Taking this approach doesn’t just onboard users; it creates fans. Even customers who cancel because your product isn’t the right fit will remember the effort you put into helping them—and they’ll be more likely to send referrals your way.

3) Internal conflict is erupting

Resentment can build when the CS team sees churn they can’t explain. A lack of communication between departments leads to teams blaming each other instead of working together to solve the problem. As internal friction grows, the customer experience suffers.

What’s the fix? Fill in the gaps. Departments need to sit together and discuss customer feedback to learn where the customer experience is falling short. What are your customers’ biggest problems? What questions aren’t being answered? Start addressing these issues early in the onboarding process to build trust and create a foundational relationship with customers. Fixing these problems makes everyone’s job easier, and teams will feel reenergized instead of resentful as they see more customers onboarding, succeeding, and growing.

4) The CS team is wasting a lot of time (and you’re losing money)

There’s no better way to demoralize a CS team than to hand them a bunch of “customers” who wind up churning. A customer who churns is a customer who never has a chance to succeed and grow with you. When they leave, CS representatives watch all of the work they did with that customer go out the door, too.

Churned customers also take with them all the potential profit you would have gained from their purchase of upgrades, extra seats, or new features. They lose out on the benefits your product could provide, and you lose out on the opportunity to increase your ACV.

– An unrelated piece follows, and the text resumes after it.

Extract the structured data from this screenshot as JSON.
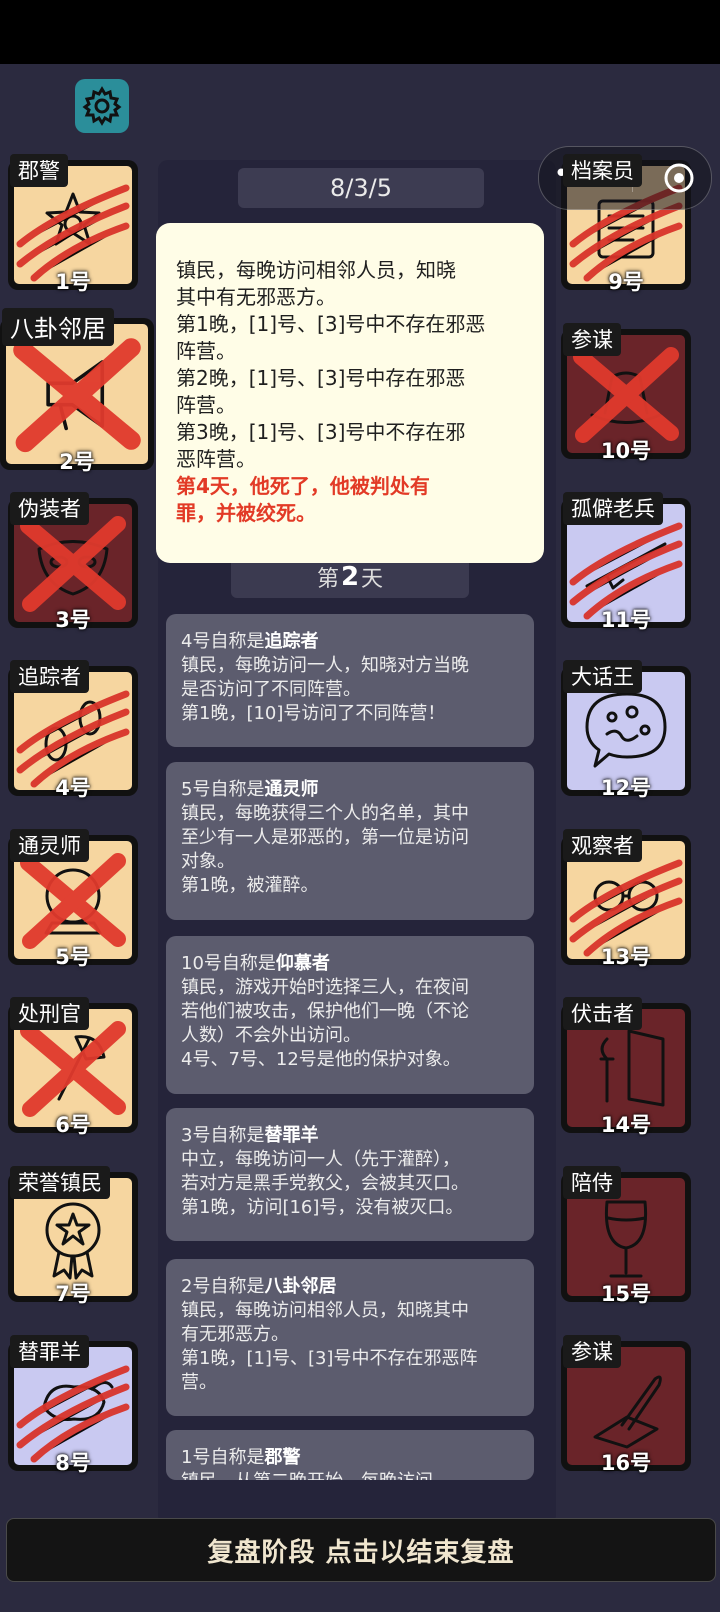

This often results from onboarding that’s slow, confusing, or missing important steps. Customers drop off in the middle of the process, forget why they signed up for your product in the first place—and declare you the first to go the next time they evaluate expenses.

What’s the fix? Provide moments of value realization throughout the onboarding process. Your customers should be able to progress through a series of logical steps that build momentum and encourage them to continue. Every little win is an opportunity to demonstrate the value of your product and stay top of mind. Design your onboarding process to create every possible opportunity for customers to grow and for your product to become an integral part of their processes. When they grow, you grow—and your CS team feels like their jobs are worth doing.

5) You’re losing out on growing customer LTV

Customer touchpoints are anchors, and customers will remember the most recent touchpoint the next time they interact with you. Negative associations create hesitation, and hesitation can quickly transition to churn.

This can have a significant impact on your bottom line. Every moment is a potential moment for customers to add more features or upgrade: there’s a very real potential to grow LTV every year. But growth will never happen if your customers’ experience at one or more touchpoints leaves them feeling confused, frustrated, or disappointed.

What’s the fix? Invest in the journey beyond the sale. Customers need to see their lives and businesses getting better as a result of using your product. That means every touchpoint needs to be positive. What can you do to help them succeed 30 days, 60 days, and 90 days after a sale? How can you support them beyond that to ensure they’re happy and successful?

Onboarding is the guide in your customers’ ongoing journey to “better.” You don’t have to solve every problem right away, but you do need to leave a good impression by treating customers well and doing everything you can to help them in that moment.

Onboarding pays off

Onboarding addresses your customers’ biggest problems to set them up for success early in their relationship with your company. As your teams communicate and collaborate to improve the process, you’ll see positive ripple effects: more successful customers, bigger contracts, happier employees, and a reputation for amazing customer experience.

It’s much harder—and more expensive—to make up churn than it is to create good onboarding. Rather than looking at it as a reactionary cost center, consider your onboarding process an investment. When done well, it will more than pay for itself.